Затем Джинни очень сухо, будто устав от перешептываний, рассказала мадам Бойярд все. От разрыва со своим парнем она перешла к нашему вечеру в “Козини”, фильму “Вперед, путешественник” и судьбоносному поцелую на мосту, который оказался столь страстным и долгим, что я его еле узнал. Мне стало жаль мадам Бойярд. Забыв, что она француженка, я счел, что она ошарашена. Она, как и Джинни, обожала оперу.

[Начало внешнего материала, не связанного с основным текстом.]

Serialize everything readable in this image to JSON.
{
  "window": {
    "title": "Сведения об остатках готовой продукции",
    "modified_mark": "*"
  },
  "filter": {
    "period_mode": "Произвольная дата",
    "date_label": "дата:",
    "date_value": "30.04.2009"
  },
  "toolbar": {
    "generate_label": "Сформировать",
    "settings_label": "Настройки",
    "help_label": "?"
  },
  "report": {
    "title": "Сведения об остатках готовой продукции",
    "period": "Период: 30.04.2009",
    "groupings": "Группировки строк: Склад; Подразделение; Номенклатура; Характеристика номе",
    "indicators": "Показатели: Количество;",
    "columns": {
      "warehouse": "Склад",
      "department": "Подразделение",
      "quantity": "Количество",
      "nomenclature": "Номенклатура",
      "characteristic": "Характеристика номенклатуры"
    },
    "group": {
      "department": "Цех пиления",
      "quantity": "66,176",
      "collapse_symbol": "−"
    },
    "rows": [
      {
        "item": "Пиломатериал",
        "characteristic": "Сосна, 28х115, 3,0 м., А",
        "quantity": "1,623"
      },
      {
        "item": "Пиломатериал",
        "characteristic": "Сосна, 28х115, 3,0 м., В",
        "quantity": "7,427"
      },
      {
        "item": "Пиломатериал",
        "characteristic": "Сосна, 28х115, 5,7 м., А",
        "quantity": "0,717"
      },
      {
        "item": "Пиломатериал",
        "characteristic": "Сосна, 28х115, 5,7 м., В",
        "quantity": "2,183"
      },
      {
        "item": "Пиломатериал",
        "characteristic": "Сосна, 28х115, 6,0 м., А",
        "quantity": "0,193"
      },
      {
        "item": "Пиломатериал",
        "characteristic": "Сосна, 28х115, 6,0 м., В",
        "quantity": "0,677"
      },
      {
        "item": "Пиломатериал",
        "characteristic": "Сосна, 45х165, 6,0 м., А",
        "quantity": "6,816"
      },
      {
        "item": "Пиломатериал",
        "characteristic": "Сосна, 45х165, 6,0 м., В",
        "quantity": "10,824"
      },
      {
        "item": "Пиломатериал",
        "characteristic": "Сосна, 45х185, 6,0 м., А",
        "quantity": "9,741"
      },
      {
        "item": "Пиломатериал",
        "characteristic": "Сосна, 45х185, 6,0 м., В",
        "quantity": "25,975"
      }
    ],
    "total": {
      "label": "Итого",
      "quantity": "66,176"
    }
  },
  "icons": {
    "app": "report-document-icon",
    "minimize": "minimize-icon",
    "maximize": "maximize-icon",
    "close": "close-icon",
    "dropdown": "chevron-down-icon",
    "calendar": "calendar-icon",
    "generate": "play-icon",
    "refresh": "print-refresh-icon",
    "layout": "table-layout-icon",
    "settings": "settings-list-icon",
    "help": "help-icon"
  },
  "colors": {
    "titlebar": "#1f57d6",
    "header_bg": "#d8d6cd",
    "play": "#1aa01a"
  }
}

— Неудивительно, что вы не продвигаетесь в работе, — сказала она и погладила Джинни по руке. Затем повернулась ко мне и спросила, что со мной. — В тебя не каждый день влюбляются, — сказала она, а затем весьма точно перечислила все достижения Джинни и ее привлекательные физические черты, включая строение костей.
Я, ошарашенный англичанин, забормотал в клавиатуру, мол, Джинни мне очень нравится, да и вообще она восхитительна, но у меня уже есть девушка в Англии, так что об этом и речи быть не может.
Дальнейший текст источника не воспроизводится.